Joshua Cooper-Taepa, 11, and dad Pera Taepa spent the first day of the new season chasing the delicacy at Waimea Stream near Waikanae Beach with a dozen other whitebaiters.
Despite throwing back their first catch yesterday, the pair came away with enough for two fritters, which they will cook up as an offering to Kapanui School deputy principal John Brunton, who let Joshua spend a "special day" off with his dad.
Mr Taepa and Joshua are whitebaiting novices, having taken up the nets for the first time last year, but are eager to master the art.
Mr Taepa said he was "ever hopeful" the season would be a fruitful one. But not everyone is so enthusiastic about the pastime.
Massey University freshwater scientist Mike Joy hopes Conservation Minister Kate Wilkinson will ban whitebaiting outright, given declining numbers.

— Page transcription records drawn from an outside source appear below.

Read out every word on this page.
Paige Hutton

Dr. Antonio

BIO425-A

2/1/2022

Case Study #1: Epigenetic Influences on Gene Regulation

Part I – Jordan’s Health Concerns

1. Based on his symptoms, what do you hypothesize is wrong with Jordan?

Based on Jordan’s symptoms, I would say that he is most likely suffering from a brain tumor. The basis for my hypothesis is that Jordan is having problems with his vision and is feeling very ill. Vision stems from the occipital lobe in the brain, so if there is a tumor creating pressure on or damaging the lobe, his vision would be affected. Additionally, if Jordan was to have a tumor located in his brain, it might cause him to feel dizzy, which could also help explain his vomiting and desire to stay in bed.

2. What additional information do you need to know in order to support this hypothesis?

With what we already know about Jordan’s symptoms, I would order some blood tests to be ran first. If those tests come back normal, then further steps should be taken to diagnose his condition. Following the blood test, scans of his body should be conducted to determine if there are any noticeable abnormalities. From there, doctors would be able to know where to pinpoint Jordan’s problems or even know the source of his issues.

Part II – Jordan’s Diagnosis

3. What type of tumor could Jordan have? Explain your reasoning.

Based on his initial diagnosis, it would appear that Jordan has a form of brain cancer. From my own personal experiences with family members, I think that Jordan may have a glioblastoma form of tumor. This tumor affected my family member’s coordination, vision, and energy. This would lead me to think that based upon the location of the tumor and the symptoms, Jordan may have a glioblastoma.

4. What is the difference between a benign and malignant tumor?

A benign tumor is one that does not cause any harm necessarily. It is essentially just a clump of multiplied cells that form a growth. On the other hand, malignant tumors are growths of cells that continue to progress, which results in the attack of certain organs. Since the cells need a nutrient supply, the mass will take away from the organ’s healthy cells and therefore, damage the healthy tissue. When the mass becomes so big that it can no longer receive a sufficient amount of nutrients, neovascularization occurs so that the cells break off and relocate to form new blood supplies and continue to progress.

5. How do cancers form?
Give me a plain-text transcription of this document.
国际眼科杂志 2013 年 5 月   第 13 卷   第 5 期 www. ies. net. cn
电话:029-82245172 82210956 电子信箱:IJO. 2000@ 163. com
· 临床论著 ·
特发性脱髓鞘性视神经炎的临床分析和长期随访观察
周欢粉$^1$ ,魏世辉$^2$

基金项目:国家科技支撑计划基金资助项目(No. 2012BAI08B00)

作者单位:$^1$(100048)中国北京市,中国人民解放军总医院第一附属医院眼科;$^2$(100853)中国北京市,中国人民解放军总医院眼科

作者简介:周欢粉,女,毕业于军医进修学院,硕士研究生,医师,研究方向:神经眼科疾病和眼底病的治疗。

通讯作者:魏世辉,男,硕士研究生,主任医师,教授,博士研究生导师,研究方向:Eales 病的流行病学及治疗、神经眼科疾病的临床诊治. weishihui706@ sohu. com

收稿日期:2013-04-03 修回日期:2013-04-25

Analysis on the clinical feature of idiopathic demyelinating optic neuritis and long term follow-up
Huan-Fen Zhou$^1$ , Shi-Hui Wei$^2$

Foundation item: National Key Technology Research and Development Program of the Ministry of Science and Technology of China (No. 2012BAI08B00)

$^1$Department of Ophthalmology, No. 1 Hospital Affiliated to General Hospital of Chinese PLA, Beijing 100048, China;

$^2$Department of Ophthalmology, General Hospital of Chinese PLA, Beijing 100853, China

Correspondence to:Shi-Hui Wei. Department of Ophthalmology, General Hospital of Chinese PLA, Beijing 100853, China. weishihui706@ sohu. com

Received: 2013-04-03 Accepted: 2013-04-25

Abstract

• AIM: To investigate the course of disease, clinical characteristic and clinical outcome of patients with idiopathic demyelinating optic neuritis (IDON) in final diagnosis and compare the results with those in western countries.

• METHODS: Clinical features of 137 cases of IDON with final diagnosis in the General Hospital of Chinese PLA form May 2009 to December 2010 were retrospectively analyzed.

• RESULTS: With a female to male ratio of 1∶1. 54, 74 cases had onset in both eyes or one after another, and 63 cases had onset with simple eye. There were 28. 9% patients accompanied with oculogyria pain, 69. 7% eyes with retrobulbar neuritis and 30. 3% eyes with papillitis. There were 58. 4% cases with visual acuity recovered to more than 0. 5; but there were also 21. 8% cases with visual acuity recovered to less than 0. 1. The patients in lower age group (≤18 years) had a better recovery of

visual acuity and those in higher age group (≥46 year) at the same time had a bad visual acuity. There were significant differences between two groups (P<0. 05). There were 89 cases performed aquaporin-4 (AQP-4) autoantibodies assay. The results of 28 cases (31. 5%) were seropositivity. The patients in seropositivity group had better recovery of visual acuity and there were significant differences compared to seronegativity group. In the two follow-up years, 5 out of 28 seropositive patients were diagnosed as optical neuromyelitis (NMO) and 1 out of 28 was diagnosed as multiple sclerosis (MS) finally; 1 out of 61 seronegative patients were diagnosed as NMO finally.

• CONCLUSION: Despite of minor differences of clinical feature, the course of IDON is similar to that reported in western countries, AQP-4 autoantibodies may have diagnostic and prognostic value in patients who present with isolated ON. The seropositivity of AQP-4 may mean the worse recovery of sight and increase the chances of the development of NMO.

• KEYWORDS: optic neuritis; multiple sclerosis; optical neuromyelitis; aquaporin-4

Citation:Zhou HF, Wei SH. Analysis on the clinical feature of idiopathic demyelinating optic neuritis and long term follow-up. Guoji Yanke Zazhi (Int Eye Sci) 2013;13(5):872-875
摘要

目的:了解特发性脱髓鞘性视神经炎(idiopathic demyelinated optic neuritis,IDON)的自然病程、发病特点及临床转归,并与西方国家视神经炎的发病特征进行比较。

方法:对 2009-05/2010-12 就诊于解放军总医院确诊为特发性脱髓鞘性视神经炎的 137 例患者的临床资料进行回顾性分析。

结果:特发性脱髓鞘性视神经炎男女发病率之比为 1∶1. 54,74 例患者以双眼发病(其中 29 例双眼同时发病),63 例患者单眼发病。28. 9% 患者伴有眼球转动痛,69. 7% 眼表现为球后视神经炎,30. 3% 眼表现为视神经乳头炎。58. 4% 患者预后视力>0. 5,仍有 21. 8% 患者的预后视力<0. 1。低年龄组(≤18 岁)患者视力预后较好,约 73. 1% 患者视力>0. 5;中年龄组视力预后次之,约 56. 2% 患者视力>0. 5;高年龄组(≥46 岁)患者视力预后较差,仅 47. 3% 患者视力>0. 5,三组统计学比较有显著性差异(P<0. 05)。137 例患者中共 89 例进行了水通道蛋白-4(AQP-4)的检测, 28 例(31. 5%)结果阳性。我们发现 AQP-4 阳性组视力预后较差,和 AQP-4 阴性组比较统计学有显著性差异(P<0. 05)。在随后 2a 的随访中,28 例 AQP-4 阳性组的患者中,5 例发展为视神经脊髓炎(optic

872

Failing a ban, he would like to see the threatened native species given the same protection as introduced trout. Trout fishing requires a licence and the catch cannot be sold commercially.
Four of five whitebait species were as threatened as wood pigeons, he said.
"No-one would eat a wood pigeon fritter, but whitebait have the same threat ranking."
On most of mainland New Zealand, the whitebait season runs till November 30, with fishing restricted from 5am to 8pm, or 6am to 9pm during daylight saving.